I don't know them, but of course I feel like I do. We share a neighborhood, a love of kids and dogs and water fountains and blogs and the joys of raising a family in the city.
The blog was taken down this morning. It broke my heart to read it last night, and I cried and cried and cried.
What I saw:
A wonderful mom. A mom who spends the time to be with her kids, to enjoy them, to love them and to share that love and joy with the world.
Kids you wish you could play ball with, run in the water with, play in a cardboard box with, read a story to, pick pumpkins with.
Lucia has an absolutely beautiful smile, the sweetest smile you can imagine. She looks so proud to be the big girl in first grade. She still plays with the little ones--you can just tell she's the best big sister ever.
Leo looks like his mom. He likes trains and firetrucks, just like Samuel did. His little diaper sticks out of the back of his britches, just like Samuel's did. He has a great big smile, like his sister, and you can tell how much he is adored.
I can't even talk about them in the past tense.
When you become a parent, you forever see your own children reflected in every child from that day forward. It hurts to see any child in pain. It makes you smile to see any child smile. And you'll always instinctively turn your head whenever you hear a child shout, "Daddy!" Even if your kids are eleven and fourteen. Probably even when they're fifty. If you can still hear anything by then.
This? Man, it tears me up. It just annihilates me.
When I was younger I was afraid of dying.

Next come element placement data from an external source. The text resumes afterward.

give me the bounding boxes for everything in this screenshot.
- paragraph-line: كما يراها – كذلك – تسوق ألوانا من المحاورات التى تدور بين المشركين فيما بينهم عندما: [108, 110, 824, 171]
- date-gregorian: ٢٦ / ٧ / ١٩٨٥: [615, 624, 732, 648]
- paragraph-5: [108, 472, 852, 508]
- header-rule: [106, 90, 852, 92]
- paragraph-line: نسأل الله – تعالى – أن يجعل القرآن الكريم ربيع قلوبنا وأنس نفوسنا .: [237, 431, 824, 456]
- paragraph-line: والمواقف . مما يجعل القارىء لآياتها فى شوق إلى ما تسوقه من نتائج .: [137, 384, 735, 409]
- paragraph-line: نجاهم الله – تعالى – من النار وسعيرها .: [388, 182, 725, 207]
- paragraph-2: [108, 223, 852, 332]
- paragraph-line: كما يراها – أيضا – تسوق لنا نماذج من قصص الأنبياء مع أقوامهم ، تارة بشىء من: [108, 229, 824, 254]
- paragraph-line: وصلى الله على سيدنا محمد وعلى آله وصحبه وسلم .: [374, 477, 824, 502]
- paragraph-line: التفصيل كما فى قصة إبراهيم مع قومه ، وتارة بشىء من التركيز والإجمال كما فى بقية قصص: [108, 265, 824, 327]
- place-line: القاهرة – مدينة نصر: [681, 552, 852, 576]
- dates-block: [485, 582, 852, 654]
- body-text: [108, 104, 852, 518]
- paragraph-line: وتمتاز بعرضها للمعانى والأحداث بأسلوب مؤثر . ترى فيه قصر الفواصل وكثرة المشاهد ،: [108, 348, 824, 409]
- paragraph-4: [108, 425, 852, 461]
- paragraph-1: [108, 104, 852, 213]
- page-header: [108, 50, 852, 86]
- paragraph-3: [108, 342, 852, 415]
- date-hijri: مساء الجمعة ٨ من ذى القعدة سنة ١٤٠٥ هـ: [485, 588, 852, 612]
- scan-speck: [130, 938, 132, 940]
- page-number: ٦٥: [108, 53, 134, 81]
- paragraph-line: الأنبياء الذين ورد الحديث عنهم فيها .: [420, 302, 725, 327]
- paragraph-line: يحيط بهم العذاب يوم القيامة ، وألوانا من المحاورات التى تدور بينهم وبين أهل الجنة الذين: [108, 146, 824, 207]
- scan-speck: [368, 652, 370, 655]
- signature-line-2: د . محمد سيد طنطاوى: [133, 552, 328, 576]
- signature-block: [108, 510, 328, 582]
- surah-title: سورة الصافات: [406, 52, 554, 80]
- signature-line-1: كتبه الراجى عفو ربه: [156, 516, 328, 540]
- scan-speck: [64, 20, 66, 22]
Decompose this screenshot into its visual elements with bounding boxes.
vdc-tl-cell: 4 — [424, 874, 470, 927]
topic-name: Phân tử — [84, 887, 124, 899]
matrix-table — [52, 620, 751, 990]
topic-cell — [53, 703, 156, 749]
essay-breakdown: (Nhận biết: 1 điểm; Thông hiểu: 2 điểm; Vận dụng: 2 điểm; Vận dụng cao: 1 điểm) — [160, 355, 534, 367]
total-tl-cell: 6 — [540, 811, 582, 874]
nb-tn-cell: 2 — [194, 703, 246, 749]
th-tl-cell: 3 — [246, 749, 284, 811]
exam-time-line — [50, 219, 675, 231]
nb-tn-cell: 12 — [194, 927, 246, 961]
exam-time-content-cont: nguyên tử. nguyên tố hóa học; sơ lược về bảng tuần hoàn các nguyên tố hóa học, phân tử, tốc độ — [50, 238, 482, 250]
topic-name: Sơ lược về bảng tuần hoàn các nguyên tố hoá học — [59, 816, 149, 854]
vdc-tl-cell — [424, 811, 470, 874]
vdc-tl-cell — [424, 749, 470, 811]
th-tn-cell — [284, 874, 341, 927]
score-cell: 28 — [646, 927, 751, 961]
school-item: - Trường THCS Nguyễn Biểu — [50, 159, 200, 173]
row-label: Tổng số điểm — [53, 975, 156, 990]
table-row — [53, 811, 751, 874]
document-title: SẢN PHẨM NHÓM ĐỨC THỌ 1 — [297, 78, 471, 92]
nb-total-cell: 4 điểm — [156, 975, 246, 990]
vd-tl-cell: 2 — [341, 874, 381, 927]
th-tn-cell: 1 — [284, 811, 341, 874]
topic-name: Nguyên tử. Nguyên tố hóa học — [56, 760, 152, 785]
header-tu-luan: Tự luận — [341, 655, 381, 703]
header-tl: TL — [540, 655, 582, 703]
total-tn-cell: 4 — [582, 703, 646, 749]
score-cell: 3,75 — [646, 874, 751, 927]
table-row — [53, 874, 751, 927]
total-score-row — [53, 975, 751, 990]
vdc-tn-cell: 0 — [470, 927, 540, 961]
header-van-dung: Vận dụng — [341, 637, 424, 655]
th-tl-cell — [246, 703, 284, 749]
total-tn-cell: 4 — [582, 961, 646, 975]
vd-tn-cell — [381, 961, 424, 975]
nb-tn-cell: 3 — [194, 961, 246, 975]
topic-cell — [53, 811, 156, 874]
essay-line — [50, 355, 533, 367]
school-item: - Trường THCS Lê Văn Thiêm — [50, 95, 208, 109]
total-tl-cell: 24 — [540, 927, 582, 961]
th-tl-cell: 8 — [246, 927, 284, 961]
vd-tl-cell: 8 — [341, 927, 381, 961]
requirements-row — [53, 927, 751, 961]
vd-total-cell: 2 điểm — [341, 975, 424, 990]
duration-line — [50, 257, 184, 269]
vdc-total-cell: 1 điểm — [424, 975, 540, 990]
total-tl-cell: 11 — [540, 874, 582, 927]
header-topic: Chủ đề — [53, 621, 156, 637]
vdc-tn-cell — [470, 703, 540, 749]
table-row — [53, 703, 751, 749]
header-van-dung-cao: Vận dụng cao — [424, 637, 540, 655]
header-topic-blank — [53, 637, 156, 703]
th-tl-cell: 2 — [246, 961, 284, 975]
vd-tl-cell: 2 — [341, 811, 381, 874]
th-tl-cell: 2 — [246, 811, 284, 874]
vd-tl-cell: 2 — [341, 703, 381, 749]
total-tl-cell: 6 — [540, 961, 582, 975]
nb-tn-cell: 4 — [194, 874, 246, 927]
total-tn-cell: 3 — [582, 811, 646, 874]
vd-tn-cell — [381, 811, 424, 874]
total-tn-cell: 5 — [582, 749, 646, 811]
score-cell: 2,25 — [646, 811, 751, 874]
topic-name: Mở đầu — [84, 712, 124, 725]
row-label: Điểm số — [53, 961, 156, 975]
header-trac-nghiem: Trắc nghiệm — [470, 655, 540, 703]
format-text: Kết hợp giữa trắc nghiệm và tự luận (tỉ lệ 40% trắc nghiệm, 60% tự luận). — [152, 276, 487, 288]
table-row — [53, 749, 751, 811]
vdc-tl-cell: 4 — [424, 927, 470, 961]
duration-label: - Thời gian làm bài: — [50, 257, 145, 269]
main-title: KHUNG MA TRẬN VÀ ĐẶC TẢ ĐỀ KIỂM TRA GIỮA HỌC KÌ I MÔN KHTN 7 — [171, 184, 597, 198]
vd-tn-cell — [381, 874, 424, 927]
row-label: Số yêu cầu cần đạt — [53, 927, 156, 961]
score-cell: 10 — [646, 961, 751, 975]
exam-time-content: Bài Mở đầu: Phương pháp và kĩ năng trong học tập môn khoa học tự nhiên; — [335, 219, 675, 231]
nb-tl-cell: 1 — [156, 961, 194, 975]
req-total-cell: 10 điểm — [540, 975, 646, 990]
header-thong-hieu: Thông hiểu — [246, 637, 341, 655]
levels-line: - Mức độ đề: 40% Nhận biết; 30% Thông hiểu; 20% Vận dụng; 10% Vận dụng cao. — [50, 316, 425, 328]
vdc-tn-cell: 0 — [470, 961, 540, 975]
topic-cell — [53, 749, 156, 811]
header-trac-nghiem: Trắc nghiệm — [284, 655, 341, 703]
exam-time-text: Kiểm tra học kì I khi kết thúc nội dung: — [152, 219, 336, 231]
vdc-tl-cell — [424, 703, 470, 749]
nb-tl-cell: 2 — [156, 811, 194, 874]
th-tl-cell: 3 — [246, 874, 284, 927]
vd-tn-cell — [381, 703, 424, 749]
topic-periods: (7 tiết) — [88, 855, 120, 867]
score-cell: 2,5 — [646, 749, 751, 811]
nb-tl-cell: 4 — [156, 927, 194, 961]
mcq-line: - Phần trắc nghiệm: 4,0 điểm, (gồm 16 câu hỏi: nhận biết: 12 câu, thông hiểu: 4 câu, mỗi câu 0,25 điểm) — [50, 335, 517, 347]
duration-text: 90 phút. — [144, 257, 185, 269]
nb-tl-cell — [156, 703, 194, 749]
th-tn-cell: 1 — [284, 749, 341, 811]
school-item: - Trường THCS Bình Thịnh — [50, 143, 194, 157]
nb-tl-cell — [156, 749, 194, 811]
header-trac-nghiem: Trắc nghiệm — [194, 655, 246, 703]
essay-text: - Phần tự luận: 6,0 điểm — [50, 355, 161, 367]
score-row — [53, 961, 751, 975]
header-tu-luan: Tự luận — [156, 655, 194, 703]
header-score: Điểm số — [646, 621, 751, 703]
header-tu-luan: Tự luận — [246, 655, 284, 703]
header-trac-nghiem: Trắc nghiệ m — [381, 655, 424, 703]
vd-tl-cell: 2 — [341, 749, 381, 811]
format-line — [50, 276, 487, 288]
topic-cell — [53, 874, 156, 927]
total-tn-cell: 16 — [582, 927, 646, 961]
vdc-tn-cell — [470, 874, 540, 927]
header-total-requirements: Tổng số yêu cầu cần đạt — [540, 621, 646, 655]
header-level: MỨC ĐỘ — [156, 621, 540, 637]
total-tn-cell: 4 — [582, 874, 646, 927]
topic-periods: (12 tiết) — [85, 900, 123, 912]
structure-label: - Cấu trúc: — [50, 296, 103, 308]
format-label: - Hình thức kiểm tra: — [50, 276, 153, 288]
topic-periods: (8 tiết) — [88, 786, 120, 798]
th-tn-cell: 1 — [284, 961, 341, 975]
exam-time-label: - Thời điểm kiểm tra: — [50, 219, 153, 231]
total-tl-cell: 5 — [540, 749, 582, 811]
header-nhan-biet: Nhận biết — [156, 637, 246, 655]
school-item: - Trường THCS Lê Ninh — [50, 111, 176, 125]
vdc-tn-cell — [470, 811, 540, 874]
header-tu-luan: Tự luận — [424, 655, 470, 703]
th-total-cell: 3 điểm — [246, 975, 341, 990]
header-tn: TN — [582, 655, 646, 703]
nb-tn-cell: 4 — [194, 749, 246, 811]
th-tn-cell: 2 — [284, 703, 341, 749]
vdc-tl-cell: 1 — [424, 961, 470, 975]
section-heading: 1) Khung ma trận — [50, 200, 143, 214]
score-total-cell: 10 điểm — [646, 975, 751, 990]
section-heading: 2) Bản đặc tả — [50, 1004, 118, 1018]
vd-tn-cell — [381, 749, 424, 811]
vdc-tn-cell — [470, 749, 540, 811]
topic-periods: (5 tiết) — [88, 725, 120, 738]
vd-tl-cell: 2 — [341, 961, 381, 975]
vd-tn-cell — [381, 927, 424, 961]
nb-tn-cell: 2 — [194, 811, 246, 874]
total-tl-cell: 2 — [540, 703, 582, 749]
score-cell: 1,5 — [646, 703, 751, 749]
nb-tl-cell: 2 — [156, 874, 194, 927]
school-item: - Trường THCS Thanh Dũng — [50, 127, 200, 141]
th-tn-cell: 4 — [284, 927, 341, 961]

Now I'm just afraid of out-living my children. Given a choice between dying tomorrow or out-living Samuel and Ethan, I'd gladly take the former. You understand if you're a parent.
I walked Ethan to school this morning, and I actually held his hand, my poor little eleven-year-old. I made a point to hug him goodbye and kissed him on the forehead, which I just don't do that much anymore. I walked down 95th Street and turned left on Columbus Avenue to catch the bus across the park to work, and I noticed every other parent squeezing their children's hands a little tighter too.